Gdy 27 grudnia 1918 roku wybuchło powstanie wielkopolskie, większość z walczących w nim żołnierzy miało za sobą służbę w armii niemieckiej. Polacy żyjący na ziemiach zaboru pruskiego byli bowiem powoływani do wojska i odbywali długą, regularną służbę "u Niemca". Co ważne, oprócz doskonałej znajomości języka niemieckiego (w tym komend wojskowych) wynosili z wojska także gruntowną wiedzę na temat uzbrojenia i wyposażenia. Z powodzeniem wykorzystywali ją później w czasie powstania wielkopolskiego, powstań śląskich czy wojny polsko-bolszewickiej.

Do dziś w gwarze poznańskiej używane są słowa pochodzące z języka niemieckiego np. bryle - okulary, glazejki - rękawiczki, jupka - kurtka, bana - pociąg. To pozostałość z czasów zaborów. Muzeum Uzbrojenia zastosowało ciekawy zabieg, wykorzystując gwarę do opowiedzenia historii. Na wystawie Rychtyg knary i maszynki zobaczymy liczne egzemplarze broni palnej (knary) i maszynowej (maszynki) oraz amunicję (patrony). Zawarte w tytule słowo "rychtyg" oznacza zaś "porządne", "dobrej jakości", "dobre".

Jak wyjaśniają kuratorzy wystawy, sukcesy militarne Wielkopolan w okresie odzyskiwania przez Polskę niepodległości, były możliwe dzięki temu, że "szczuny miały rychtyg knary i maszynki", czyli "chłopaki miały broń i karabiny maszynowe w sam raz". Udało się je pozyskać dzięki zdobyciu w Poznaniu i Wielkopolsce licznych niemieckich magazynów, a także zatrzymywaniu i przejmowaniu pociągów z bronią i amunicją wysyłanych z głębi Niemiec do Wielkopolski. Poza tym, pod koniec Wielkiej Wojny wielu polskich żołnierzy odchodziło z armii ze swoją "knarą".

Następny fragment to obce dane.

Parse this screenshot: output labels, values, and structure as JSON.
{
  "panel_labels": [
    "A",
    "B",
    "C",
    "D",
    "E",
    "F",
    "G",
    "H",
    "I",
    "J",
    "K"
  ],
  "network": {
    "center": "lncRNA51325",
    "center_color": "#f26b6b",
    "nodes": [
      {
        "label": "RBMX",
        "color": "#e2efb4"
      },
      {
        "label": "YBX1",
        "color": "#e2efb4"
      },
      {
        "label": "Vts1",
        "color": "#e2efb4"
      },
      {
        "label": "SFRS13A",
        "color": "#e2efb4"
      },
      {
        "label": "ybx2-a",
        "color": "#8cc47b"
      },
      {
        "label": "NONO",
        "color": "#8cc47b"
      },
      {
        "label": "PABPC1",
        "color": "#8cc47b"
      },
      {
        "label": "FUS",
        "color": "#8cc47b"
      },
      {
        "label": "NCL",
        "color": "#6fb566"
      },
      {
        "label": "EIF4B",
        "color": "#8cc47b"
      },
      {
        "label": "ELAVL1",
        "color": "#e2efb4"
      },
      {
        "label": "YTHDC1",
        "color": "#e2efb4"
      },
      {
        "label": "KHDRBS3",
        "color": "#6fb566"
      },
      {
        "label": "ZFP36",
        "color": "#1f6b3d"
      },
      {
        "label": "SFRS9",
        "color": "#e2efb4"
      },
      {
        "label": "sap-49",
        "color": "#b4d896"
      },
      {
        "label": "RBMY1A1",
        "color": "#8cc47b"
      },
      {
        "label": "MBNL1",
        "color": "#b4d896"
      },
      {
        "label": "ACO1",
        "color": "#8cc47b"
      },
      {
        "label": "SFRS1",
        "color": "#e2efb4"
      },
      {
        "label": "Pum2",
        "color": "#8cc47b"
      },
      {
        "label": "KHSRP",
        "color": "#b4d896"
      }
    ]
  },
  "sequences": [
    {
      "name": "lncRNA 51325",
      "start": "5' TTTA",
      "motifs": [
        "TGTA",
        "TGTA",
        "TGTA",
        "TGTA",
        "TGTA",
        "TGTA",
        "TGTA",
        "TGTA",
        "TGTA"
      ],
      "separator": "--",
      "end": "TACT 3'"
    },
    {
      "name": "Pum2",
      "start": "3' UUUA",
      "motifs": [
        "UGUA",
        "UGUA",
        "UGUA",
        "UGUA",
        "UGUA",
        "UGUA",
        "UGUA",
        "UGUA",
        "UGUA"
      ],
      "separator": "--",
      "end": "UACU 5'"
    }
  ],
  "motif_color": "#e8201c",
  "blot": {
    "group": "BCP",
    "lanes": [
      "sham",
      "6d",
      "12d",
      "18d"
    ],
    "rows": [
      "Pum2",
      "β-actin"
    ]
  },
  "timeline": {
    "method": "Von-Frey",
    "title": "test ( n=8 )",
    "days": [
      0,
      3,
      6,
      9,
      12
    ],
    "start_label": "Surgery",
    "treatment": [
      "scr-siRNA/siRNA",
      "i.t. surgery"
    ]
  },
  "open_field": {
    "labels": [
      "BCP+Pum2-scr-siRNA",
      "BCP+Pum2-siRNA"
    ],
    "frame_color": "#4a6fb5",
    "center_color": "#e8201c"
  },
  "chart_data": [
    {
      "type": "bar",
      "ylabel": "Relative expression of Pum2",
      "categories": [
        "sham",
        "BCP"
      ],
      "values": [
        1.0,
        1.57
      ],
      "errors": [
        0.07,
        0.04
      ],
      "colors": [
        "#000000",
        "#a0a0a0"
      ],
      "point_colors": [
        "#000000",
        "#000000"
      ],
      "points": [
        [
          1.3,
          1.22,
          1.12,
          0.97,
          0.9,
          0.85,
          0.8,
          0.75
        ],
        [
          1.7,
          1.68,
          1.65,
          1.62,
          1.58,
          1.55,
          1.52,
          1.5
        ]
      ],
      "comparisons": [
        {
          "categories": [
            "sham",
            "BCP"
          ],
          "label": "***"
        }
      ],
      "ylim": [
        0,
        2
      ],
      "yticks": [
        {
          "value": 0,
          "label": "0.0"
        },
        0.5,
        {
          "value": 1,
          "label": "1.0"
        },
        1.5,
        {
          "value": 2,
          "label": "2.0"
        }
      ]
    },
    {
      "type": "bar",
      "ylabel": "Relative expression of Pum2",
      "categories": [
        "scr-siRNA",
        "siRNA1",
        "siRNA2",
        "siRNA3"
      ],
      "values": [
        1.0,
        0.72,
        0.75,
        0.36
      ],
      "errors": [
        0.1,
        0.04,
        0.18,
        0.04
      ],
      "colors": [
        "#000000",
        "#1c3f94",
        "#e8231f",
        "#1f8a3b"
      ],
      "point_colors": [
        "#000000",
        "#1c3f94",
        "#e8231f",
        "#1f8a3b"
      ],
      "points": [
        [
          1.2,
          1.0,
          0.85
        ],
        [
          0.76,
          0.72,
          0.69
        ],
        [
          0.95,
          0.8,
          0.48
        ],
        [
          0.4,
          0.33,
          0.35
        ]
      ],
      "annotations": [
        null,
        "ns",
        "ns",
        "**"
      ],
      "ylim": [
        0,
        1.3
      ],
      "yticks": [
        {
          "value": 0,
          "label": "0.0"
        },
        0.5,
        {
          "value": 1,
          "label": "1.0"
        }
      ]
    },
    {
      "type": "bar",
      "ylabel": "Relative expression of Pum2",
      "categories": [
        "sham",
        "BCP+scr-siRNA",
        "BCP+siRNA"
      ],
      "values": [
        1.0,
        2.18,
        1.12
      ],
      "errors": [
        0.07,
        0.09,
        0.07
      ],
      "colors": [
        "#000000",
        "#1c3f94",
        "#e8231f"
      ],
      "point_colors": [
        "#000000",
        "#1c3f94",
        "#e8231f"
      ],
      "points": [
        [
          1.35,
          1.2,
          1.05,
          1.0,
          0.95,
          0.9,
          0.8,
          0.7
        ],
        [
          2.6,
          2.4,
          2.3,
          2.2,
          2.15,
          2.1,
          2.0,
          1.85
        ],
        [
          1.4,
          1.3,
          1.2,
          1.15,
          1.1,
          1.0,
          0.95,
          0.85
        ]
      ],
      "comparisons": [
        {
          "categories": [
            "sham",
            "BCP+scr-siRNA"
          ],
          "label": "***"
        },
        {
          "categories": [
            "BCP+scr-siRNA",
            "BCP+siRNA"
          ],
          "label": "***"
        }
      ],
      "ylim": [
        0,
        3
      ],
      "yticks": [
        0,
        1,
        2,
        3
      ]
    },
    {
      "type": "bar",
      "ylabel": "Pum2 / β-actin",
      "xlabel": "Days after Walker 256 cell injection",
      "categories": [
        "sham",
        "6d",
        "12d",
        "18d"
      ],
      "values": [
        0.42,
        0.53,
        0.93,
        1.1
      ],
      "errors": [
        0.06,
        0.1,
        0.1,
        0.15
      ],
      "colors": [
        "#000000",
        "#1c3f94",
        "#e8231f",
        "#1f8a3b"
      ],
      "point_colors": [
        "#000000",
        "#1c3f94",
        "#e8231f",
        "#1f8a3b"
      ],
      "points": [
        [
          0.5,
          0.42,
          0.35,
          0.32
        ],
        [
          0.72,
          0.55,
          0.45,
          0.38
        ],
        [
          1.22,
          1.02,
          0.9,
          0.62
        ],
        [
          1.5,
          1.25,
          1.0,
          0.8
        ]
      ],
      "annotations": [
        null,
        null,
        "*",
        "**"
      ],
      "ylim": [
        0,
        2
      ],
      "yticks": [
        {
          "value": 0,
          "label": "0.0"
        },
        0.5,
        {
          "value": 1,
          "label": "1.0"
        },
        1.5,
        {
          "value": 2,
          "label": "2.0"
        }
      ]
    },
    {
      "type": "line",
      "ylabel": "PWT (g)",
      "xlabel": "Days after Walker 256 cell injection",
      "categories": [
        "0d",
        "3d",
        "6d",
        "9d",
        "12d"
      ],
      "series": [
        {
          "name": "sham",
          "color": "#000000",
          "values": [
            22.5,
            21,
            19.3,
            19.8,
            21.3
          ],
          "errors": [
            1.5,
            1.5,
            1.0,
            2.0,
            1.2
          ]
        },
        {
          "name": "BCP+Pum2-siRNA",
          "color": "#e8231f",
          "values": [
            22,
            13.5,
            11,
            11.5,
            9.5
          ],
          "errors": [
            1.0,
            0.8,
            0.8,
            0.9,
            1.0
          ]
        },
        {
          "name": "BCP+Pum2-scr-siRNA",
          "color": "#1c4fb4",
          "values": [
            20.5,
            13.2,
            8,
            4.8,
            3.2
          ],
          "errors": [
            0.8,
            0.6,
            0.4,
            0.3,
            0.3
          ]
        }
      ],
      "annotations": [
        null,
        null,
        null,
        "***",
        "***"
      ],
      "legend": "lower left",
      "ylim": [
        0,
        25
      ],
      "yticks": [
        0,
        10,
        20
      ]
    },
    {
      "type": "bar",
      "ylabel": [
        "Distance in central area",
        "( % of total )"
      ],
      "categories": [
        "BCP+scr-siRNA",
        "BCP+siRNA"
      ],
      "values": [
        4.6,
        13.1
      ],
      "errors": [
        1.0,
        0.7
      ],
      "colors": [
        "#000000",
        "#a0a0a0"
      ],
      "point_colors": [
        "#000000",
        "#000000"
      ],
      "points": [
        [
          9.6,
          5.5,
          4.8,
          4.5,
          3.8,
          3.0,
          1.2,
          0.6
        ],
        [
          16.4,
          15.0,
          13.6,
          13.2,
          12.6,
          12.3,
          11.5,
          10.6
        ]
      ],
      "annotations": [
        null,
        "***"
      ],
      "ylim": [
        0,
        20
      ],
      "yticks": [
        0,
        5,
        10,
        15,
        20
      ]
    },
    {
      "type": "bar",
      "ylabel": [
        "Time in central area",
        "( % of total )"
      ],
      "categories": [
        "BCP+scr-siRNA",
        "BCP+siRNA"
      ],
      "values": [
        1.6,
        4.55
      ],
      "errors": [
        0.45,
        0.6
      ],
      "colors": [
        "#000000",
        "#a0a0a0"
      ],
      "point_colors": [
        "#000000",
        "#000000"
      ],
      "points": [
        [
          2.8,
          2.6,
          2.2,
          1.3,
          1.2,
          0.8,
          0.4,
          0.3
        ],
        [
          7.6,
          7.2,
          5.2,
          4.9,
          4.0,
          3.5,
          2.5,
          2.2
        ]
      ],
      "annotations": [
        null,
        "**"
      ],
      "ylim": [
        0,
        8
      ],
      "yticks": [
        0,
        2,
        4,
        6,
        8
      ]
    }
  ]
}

Doskonałe uzbrojenie i pełne umundurowanie Wojsk Wielkopolskich budziło powszechne uznanie ludności i żołnierzy, którzy wywodzili się z wojsk innych państw zaborczych, zaś u nieprzyjaciela budziło szacunek, a nawet strach. Rosjanie nazywali Wielkopolan "rogatymi diabłami" od noszonych przez nich czapek-rogatywek. Wiedzieli, że jeśli napotkają tak wyglądające oddziały, czeka ich walka z twardym, doskonale wyszkolonym i zorganizowanym przeciwnikiem, wytrwałym w obronie i bezlitosnym w ataku, do którego ruszało z okrzykiem: "Vorwärts, ino go lej!".

W wojsku wielkopolskim używano niemieckiego jeszcze do 1921 roku. Gdy "rogate diabły" pojawiały się na polu bitwy, ich dowódcy wydawali rozkazy po niemiecku, a żołnierze używali specyficznej gwary będącej mieszaniną języka polskiego i niemieckiego. Te komendy i okrzyki powodowały konsternację w szeregach przeciwników, bo nie wiedzieli oni z kim walczą. Sowieci myśleli, że atakują ich Niemcy, a Niemcy obawiali się, że nacierają na nich rodacy. Młodsze pokolenie powiedziałoby, że w ten sposób Wielkopolanie "trollowali" nieprzyjaciela na froncie.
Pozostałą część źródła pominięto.